Minggu, 30 Agustus 2009

Puasa - Mengendalikan Indera Batiniah

Dengan merujuk pada sabda-sabda Rasulullah Saw, kita melakukan berbagai ketaatan. Kita lakukan puasa kita dengan berpegang pada sabda Nabi. Kita mengikuti petunjuk Nabi dalam bersahur, berpuasa, berbuka, dan berdoa di malam hari. Inilah ketaatan yang paling dasar, bagian terluar dari pelaksanaan ajaran Islam. Inilah syariat.
Secara syariat, puasa ialah mengendalikan diri untuk tidak makan, minum, dan seks sejak terbit fajar sampai tenggelam matahari. Puasa ini bukan saja dapat dilakukan anak-anak, tetapi juga binatang. Ular, kura-kura, harimau, seringkali berpuasa seperti ini. Mereka tentu saja melakukannya karena bimbingan Tuhan yang bersifat takwini; sementara kita berpuasa karena ketentuan tasyri’i (syariat).

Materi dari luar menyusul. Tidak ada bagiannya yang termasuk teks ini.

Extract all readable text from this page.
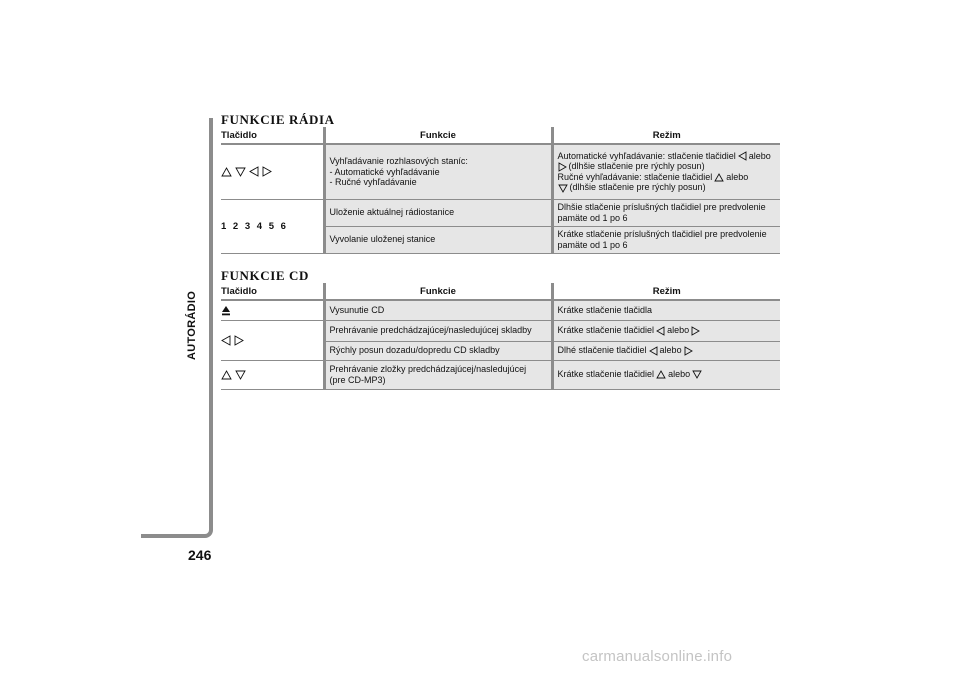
AUTORÁDIO
246
FUNKCIE RÁDIA
Tlačidlo	Funkcie	Režim

Vyhľadávanie rozhlasových staníc:
- Automatické vyhľadávanie
- Ručné vyhľadávanie	Automatické vyhľadávanie: stlačenie tlačidiel alebo
(dlhšie stlačenie pre rýchly posun)
Ručné vyhľadávanie: stlačenie tlačidiel alebo
(dlhšie stlačenie pre rýchly posun)

1 2 3 4 5 6	Uloženie aktuálnej rádiostanice	Dlhšie stlačenie príslušných tlačidiel pre predvolenie
pamäte od 1 po 6

	Vyvolanie uloženej stanice	Krátke stlačenie príslušných tlačidiel pre predvolenie
pamäte od 1 po 6
FUNKCIE CD
Tlačidlo	Funkcie	Režim
	Vysunutie CD	Krátke stlačenie tlačidla
	Prehrávanie predchádzajúcej/nasledujúcej skladby	Krátke stlačenie tlačidiel alebo
	Rýchly posun dozadu/dopredu CD skladby	Dlhé stlačenie tlačidiel alebo

Prehrávanie zložky predchádzajúcej/nasledujúcej
(pre CD-MP3)	Krátke stlačenie tlačidiel alebo
carmanualsonline.info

Puasa juga dimulai ketika kita berusaha mengendalikan sepuluh alat indera kita. Lima di antaranya indera lahiriah, seperti pembicaraan, penglihatan, pendengaran, penyentuhan, penciuman. Ketika kita menahan pembicaraan, bukan saja dari bergunjing, memfitnah, berdusta, tetapi juga dari kelebihan pembicaraan kita, dari hal-hal yang tidak perlu, kita sedang berpuasa bicara. Nabi Muhammad saw bersabda, “Berbahagialah orang yang menahan kelebihan bicaranya dan memberikan kelebihan hartanya.” Puasa penglihatan bukan hanya tidak melihat yang diharamkan tetapi juga memusatkan perhatian hanya kepada yang patut dilihat saja. Dan begitulah seterusnya.

Menurut para sufi, ruh kita adalah sais kereta yang ditarik oleh sepuluh kuda. Lima kuda lebih liar dari lima kuda lainnya. Kuda yang sukar dikendalikan itu adalah lima indera batiniah kita. Berdasarkan hadis, “Semua kamu pemimpin dan semua kamu harus bertanggungjawab dari kepemimpinannya”, kita diperintahkan untuk mengendalikan anak buah kita baik yang lahir mapun yang batin, baik yang jinak maupun yang liar.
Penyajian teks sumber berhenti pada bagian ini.